If all data sources were totally capricious, there’d be nothing to do beyond piously qualifying every conclusion with “but we could be wrong about this.” A mathematical science of statistics is possible because, although repeating an experiment gives different results, some types of results are more common than others; their relative frequencies are reasonably stable. We can thus model the data-generating mechanism through probability distributions and stochastic processes—random series with some indeterminacy about how the events might evolve over time, although some paths may be more likely than others. When and why we can use stochastic models are very deep questions, but ones for another time. But if we can use them in a problem, quantities such as these are represented as “parameters” of the stochastic models. In other words, they are functions of the underlying probability distribution. Parameters can be single numbers, such as the total rat population; vectors; or even whole curves, such as the expected time-course of temperature over the year. Statistical inference comes down to estimating those parameters, or testing hypotheses about them.

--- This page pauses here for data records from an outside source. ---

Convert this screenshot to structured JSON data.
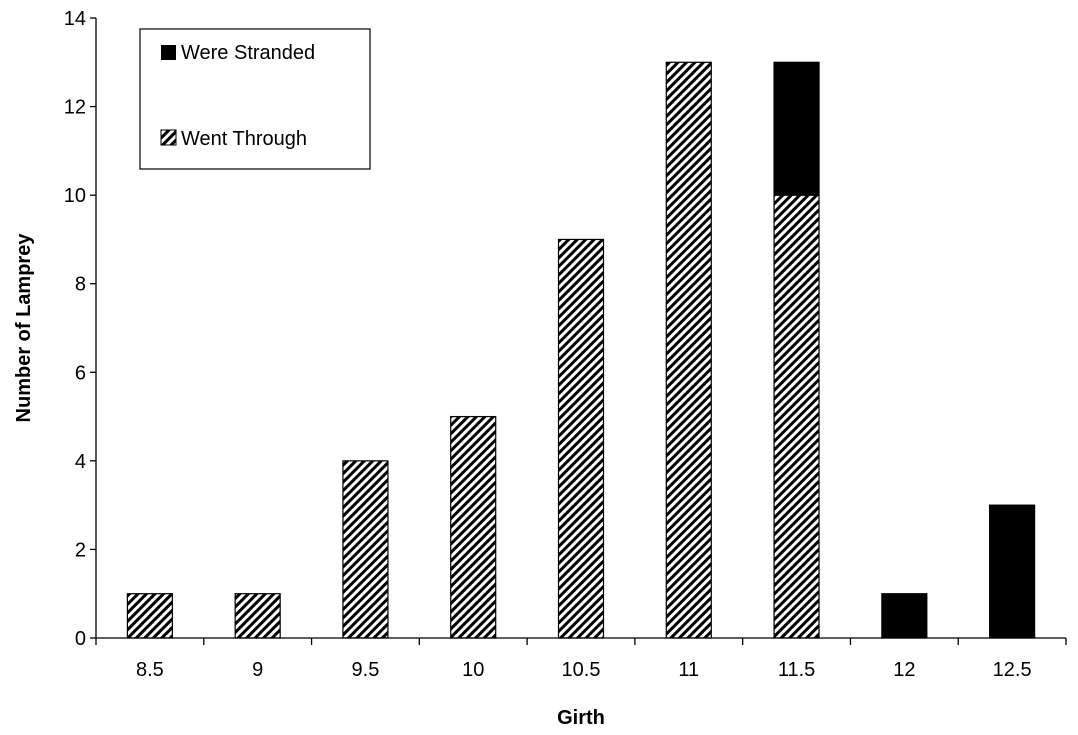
{
  "chart_data": {
    "type": "bar",
    "stacked": true,
    "title": "",
    "xlabel": "Girth",
    "ylabel": "Number of Lamprey",
    "categories": [
      "8.5",
      "9",
      "9.5",
      "10",
      "10.5",
      "11",
      "11.5",
      "12",
      "12.5"
    ],
    "ylim": [
      0,
      14
    ],
    "yticks": [
      0,
      2,
      4,
      6,
      8,
      10,
      12,
      14
    ],
    "grid": false,
    "legend_position": "top-left",
    "series": [
      {
        "name": "Went Through",
        "values": [
          1,
          1,
          4,
          5,
          9,
          13,
          10,
          0,
          0
        ],
        "style": "hatched",
        "color": "#000000"
      },
      {
        "name": "Were Stranded",
        "values": [
          0,
          0,
          0,
          0,
          0,
          0,
          3,
          1,
          3
        ],
        "style": "solid",
        "color": "#000000"
      }
    ],
    "legend_order": [
      "Were Stranded",
      "Went Through"
    ]
  }
}
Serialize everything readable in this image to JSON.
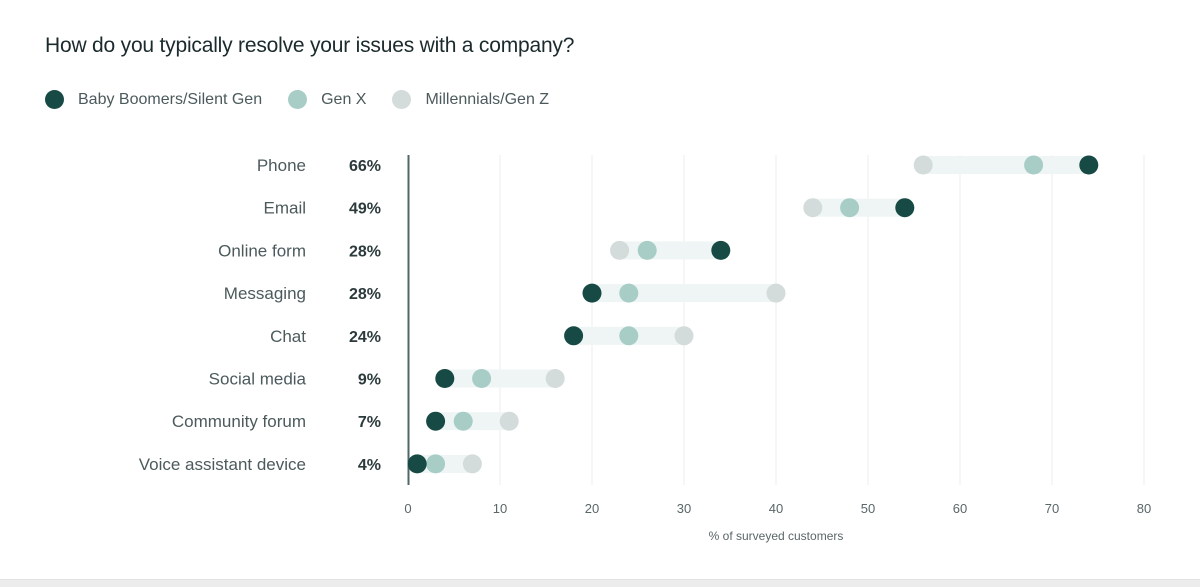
{
  "chart_data": {
    "type": "scatter",
    "subtype": "dumbbell",
    "title": "How do you typically resolve your issues with a company?",
    "xlabel": "% of surveyed customers",
    "ylabel": "",
    "xlim": [
      0,
      80
    ],
    "xticks": [
      0,
      10,
      20,
      30,
      40,
      50,
      60,
      70,
      80
    ],
    "grid": true,
    "legend_position": "top-left",
    "categories": [
      "Phone",
      "Email",
      "Online form",
      "Messaging",
      "Chat",
      "Social media",
      "Community forum",
      "Voice assistant device"
    ],
    "totals": [
      "66%",
      "49%",
      "28%",
      "28%",
      "24%",
      "9%",
      "7%",
      "4%"
    ],
    "series": [
      {
        "name": "Baby Boomers/Silent Gen",
        "color": "#174a44",
        "values": [
          74,
          54,
          34,
          20,
          18,
          4,
          3,
          1
        ]
      },
      {
        "name": "Gen X",
        "color": "#a7cdc6",
        "values": [
          68,
          48,
          26,
          24,
          24,
          8,
          6,
          3
        ]
      },
      {
        "name": "Millennials/Gen Z",
        "color": "#d3dcdb",
        "values": [
          56,
          44,
          23,
          40,
          30,
          16,
          11,
          7
        ]
      }
    ]
  }
}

These estimates and other inferences are functions of the data values, which means that they inherit variability from the underlying stochastic process. If we “reran the tape” (as Stephen Jay Gould used to say) of an event that happened, we would get different data with a certain characteristic distribution, and applying a fixed procedure would yield different inferences, again with a certain distribution. Statisticians want to use this distribution to quantify the uncertainty of the inferences. For instance, by how much would our estimate of a parameter vary, typically, from one replication of the experiment to another—say, to be precise, what is the root-mean-square (the square root of the mean average of the squares) deviation of the estimate from its average value, or the standard error? Or we could ask, “What are all the parameter values that could have produced this data with at least some specified probability?” In other words, what are all the parameter values under which our data are not low-probability outliers? This gives us the confidence region for the parameter—rather than a point estimate, a promise that either the true parameter point lies in that region, or something very unlikely under any circumstances happened—or that our stochastic model is wrong.
To get standard errors or confidence intervals, we need to know the distribution of our estimates around the true parameters. These sampling distributions follow from the distribution of the data, because our estimates are functions of the data. Mathematically the problem is well defined, but actually computing anything is another story. Estimates are typically complicated functions of the data, and mathematically convenient distributions all may be poor approximations of the data source. Saying anything in closed form about the distribution of estimates can be simply hopeless. The two classical responses of statisticians have been to focus on tractable special cases, and to appeal to asymptotic analysis, a method that approximates the limits of functions.